Contextual Embeddings Study

Please see Examples below.

Requirements

1. TensorFlow 1.12
2. TensorFlow Hub
3. tqdm
4. sklearn
5. nltk
6. matplotlib

Usage

Use preprocessed results

Download the required pickle file here, then put it under the project root directory.

Interactive

To see a specific word in interactive mode:

python visualize.py --word fire --n 2

The above command visualize the embedding clusters of fire, with a cluster number of 2.

Get plots for all

python visualize.py

Create from scratch

1. download SNLI, then unzip under project root.
2. move preprocess.py under the SNLI sub directory.
3. python preprocess.py (this will create text.txt under the SNLI sub directory).
4. python extract_and_compare.py (this will create snli.pkl and word2embed.pkl).

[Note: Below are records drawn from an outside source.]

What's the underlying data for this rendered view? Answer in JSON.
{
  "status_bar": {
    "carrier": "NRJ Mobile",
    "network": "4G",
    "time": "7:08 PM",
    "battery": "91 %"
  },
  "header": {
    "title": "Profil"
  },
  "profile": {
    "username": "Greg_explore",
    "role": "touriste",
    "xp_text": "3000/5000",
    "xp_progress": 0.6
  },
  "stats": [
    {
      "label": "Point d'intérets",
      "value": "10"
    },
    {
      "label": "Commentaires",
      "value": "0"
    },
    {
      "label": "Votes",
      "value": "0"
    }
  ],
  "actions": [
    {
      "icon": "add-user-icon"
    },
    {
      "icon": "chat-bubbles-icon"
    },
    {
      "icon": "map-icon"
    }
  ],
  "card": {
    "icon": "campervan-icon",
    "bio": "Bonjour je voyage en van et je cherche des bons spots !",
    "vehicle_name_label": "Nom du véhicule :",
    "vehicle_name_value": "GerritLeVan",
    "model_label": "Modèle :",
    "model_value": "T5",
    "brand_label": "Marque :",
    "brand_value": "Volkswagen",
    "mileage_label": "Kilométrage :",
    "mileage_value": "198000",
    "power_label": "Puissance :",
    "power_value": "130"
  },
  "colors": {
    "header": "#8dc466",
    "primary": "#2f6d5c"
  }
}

Then refer to Use preprocess results

Methodology

Use the training set of SNLI,

1. pick the most frequent 200 - 400 words 
   (The top 200 words have many punctuations and pronouns, and are thus not interesting to study).
2. extract the ELMo embeddings.
3. for each word, use kmeans to cluster its ELMo representations.
4. Visualize by transform the 1024 dimensional ELMo embeddings to 3 dimensional.

Result

See images for visualized clusters for each word.

Problems

To visualize the clusters, we reduce the embedding size from 1024 to 3 by PCA, which could make it hard to distinguish some clusters from others.

Examples

Words with multiple meanings

The words below could either be a verb or a noun. We can see 2 obvious clusters for the embeddings of these words.

train watch
Train with 2 clusters "watch" with 2 clusters
fire ride
"fire" with 2 clusters "ride" with 2 clusters

Words with one meaning

For some words which typically have one meaning, we do not observe obvious clusters.

sunglasses asleep
"sunglasses" with 2 clusters "asleep" with 2 clusters